EAGALA: This workshop qualifies for 8 hours for workshops through the EAGALA Independent Study Program for certification renewal, and the entire workshop qualifies as clinical or cultural training hours towards earning the individual Eagala Military Services designation.

PATH, Intl.: This workshop is approved for 6 DE and 6 ESMHL Core or 6 CE.  

We will lodge at the Warwick Conference Center where a block of 30 rooms have been reserved. The arena work will occur at Winslow Therapeutic Riding Center which is a few miles away.

For more information please call Eva Usadi at 855-877-4968

About the Presenters:

Eva Usadi, Equine Assisted Psychotherapist

Eva J. Usadi, MA, BCD is the Founder and Executive Director of Trauma and Resiliency Resources, and the Clinical Director of its award-winning Warrior Camp® program. 

TRR’s Warrior Camp® is specifically designed to heal trauma and prevent suicide in a military veteran population by focusing on the Moral Injuries that are a natural consequence of combat operations.

Ms. Usadi is EAGALA-Certified as an Equine Assisted Psychotherapist since 2007, and is a Military Service Provider. She is Certified through EMDRIA as an EMDR Therapist, and is Registered as a 200-hour Yoga Teacher through the Yoga Alliance. She has advanced training in Sensorimotor Psychotherapy and holds a Certificate in Traumatic Stress Studies from the Trauma Center in Boston, MA.

In 2007-2008 Ms. Usadi spent 7 months treating traumatized soldiers and their families at Ft. Drum, home of the 10th Mountain Division of the U.S. Army, and in 2010 provided weekly equine assisted psychotherapy sessions for warriors enrolled in a DoD-funded Military Wellness Program, located at an inpatient psychiatric facility in New York City. She is an approved provider for Military OneSource and Tricare, a Military Family Life Consultant, a POPPA clinician (Police Organization Providing Peer Assistance) for members of NYPD, a contract therapist with the FDNY and a preferred provider for Doctors Without Borders.
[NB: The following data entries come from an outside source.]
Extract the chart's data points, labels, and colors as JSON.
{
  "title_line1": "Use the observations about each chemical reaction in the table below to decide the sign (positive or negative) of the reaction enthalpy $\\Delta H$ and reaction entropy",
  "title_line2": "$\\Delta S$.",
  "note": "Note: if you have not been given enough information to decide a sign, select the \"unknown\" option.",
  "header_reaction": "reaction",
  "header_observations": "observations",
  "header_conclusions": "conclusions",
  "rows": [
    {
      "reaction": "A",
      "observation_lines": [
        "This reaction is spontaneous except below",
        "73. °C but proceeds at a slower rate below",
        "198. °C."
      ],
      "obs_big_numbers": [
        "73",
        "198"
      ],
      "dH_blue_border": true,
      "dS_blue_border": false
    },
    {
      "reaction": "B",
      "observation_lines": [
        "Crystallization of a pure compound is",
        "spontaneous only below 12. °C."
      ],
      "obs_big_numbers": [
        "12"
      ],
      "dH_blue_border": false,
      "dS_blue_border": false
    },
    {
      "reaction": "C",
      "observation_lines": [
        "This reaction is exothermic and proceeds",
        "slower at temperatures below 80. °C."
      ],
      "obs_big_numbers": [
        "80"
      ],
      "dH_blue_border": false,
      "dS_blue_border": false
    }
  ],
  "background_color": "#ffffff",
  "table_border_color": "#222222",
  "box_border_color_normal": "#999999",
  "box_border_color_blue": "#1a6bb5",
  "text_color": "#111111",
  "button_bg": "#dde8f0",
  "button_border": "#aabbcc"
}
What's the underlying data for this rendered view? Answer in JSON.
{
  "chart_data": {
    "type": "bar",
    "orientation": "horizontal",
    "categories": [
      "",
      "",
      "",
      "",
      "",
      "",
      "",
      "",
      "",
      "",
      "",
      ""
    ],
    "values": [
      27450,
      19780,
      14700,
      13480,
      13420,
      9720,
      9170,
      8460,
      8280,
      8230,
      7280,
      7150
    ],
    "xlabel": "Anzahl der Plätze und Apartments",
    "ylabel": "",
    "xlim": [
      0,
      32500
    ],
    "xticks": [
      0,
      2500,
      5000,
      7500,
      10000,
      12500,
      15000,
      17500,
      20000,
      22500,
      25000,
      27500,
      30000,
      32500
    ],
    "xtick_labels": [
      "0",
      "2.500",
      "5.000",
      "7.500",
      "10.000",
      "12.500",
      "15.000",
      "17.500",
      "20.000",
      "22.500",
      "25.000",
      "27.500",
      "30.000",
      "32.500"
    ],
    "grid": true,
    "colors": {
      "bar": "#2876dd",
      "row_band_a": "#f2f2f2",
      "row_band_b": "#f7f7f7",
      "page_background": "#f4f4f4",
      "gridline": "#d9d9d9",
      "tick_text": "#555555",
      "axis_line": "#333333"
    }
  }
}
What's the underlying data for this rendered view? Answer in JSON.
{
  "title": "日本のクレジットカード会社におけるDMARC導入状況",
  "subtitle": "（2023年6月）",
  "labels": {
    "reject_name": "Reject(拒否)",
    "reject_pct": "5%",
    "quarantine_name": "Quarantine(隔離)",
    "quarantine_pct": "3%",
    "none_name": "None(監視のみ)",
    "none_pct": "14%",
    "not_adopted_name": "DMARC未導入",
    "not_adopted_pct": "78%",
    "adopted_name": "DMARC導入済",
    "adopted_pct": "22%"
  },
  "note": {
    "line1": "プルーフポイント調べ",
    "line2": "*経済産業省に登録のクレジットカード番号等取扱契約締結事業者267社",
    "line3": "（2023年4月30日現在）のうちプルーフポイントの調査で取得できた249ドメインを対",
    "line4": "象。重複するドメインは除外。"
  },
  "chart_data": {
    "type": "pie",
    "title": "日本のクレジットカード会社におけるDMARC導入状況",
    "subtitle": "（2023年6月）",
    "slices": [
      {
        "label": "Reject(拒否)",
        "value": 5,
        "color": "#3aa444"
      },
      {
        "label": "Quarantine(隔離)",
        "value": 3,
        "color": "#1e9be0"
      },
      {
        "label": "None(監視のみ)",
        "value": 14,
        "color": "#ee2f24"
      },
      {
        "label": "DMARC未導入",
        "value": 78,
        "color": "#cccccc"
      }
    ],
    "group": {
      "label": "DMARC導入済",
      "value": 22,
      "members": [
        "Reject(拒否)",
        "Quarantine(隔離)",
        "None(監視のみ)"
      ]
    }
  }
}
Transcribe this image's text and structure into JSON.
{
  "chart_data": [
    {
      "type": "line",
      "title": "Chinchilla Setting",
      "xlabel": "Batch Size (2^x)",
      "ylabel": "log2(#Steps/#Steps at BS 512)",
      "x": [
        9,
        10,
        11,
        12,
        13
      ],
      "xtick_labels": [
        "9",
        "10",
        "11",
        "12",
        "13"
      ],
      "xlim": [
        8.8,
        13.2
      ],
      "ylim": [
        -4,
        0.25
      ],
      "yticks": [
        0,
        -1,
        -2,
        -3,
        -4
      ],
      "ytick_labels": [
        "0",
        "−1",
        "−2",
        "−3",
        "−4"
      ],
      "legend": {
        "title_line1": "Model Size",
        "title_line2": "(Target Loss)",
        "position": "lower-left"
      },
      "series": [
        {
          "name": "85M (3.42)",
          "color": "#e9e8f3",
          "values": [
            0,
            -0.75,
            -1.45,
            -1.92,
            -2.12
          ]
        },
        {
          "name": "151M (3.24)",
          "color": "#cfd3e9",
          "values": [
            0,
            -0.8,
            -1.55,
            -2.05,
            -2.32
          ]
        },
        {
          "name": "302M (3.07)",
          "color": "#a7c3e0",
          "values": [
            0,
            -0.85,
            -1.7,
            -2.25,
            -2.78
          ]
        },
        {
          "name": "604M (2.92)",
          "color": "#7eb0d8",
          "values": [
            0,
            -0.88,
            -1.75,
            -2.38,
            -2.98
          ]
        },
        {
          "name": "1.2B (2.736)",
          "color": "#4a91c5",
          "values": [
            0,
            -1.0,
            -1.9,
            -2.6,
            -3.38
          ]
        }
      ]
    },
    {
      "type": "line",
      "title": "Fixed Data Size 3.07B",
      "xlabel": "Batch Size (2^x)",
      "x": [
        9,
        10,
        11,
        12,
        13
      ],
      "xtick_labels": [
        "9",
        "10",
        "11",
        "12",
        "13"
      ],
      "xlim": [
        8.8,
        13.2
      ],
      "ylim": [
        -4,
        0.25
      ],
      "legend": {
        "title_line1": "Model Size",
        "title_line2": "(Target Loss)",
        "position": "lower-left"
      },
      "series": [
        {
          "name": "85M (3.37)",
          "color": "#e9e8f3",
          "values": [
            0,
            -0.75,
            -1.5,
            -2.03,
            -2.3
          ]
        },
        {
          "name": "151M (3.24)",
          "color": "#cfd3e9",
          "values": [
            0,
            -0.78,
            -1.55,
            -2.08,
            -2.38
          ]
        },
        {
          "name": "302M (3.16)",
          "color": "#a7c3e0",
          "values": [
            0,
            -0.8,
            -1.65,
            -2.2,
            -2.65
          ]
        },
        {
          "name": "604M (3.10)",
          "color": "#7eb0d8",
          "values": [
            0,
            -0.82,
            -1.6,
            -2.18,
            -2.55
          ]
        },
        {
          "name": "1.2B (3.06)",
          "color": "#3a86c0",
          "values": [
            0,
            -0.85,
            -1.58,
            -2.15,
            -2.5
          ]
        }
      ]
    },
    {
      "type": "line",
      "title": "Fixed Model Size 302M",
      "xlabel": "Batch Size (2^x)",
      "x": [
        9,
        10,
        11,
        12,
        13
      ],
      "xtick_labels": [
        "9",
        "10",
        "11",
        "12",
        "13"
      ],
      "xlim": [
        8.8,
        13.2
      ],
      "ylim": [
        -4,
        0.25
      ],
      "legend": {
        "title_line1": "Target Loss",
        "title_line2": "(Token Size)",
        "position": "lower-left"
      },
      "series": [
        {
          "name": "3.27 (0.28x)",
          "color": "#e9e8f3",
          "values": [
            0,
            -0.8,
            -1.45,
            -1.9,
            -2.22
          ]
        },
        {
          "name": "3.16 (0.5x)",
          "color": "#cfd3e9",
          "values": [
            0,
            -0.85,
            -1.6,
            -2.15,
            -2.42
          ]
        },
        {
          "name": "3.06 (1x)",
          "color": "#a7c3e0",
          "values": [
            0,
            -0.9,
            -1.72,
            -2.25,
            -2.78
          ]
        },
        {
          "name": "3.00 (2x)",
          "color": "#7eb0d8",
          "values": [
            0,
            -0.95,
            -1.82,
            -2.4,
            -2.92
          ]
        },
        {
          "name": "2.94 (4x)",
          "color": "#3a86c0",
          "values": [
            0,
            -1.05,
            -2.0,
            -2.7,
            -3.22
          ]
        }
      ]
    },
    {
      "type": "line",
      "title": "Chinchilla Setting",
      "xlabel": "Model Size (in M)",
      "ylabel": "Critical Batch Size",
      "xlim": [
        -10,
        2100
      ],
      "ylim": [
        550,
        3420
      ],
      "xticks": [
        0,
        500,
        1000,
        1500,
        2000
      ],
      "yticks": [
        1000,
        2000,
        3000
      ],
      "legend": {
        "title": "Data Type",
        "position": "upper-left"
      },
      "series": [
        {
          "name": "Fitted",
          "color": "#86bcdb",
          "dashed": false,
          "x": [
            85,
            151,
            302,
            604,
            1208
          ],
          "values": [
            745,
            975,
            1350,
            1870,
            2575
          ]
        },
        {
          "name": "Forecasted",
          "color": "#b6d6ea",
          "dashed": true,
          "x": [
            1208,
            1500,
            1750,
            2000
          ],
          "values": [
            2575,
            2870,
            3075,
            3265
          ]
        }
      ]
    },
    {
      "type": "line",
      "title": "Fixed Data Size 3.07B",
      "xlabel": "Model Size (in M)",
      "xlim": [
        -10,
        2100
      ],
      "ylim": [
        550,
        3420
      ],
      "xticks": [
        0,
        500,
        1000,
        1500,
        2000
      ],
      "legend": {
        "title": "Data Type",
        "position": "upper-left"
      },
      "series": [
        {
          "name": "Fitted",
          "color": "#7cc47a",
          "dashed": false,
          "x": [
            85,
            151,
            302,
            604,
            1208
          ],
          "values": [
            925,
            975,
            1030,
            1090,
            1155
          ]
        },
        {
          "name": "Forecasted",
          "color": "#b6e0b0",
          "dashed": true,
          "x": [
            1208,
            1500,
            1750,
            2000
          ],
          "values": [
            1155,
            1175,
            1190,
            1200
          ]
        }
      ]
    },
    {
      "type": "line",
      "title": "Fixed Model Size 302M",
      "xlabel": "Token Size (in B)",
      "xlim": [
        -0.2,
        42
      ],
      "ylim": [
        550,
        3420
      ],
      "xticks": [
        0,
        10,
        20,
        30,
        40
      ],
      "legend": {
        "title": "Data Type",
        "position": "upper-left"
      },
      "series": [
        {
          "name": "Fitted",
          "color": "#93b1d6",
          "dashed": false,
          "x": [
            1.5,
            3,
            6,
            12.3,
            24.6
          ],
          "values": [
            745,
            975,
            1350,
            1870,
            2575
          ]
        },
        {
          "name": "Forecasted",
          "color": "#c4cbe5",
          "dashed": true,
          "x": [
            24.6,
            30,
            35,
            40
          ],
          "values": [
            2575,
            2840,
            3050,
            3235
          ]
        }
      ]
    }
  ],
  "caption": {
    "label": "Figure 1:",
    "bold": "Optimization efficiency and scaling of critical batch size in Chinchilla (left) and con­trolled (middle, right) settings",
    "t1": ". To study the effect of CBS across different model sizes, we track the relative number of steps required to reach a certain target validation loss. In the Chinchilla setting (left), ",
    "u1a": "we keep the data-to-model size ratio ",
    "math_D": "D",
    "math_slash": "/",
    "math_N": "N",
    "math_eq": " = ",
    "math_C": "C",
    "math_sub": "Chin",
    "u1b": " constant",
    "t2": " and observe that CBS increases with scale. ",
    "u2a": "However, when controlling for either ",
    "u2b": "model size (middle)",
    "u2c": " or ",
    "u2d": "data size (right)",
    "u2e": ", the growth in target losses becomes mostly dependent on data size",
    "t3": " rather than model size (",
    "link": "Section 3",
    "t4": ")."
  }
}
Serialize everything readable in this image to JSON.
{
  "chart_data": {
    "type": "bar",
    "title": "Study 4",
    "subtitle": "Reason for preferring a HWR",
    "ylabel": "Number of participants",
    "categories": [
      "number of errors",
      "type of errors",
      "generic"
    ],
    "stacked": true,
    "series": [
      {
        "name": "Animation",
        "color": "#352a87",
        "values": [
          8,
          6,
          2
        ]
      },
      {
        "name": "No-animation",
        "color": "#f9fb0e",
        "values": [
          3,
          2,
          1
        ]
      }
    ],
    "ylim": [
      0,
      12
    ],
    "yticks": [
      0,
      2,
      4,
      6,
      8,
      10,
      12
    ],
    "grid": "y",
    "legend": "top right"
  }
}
In private practice in NYC, Ms. Usadi specializes in the assessment and treatment of PTSD, Complex PTSD and Moral Injury. She has presented at EAGALA, PATH, Intl., EMDRIA and many other national and international conferences as well as to Veteran Service Organizations in NYC and elsewhere. She is the daughter of a World War II Veteran. 

Alejandra Lara, Equine Specialist Professional

 Alejandra Lara is a native from the mountains of Chile who moved to the United States in 1998. She now lives in the mountains of Park City, Utah. Alejandra offers eight years of experience in the equine-based learning field. She is the founder, facilitator, and coordinator of the Equine Facilitated Learning (EFL) program at the National Ability Center in Park City, Utah, primarily offering Wounded Warrior Programs. She is EAGALA Certified since 2008 as an Equine Specialist Professional. 

Ms. Lara is also Certified by PATH, Intl. as an Equine Specialist in Mental Health and Learning (ESMHL) and EFLC Level 1 and 2 through the Academy for Coaching with Horses. Alejandra has presented at the No Barriers Summit, PATH Regional Conferences, Adapt to Achieve Conferences, the Healing with Horse Tele- summits and Symposiums, and at the University of Utah College of Social Work. Ms. Lara is a life-long horsewoman and the mother of a Navy veteran.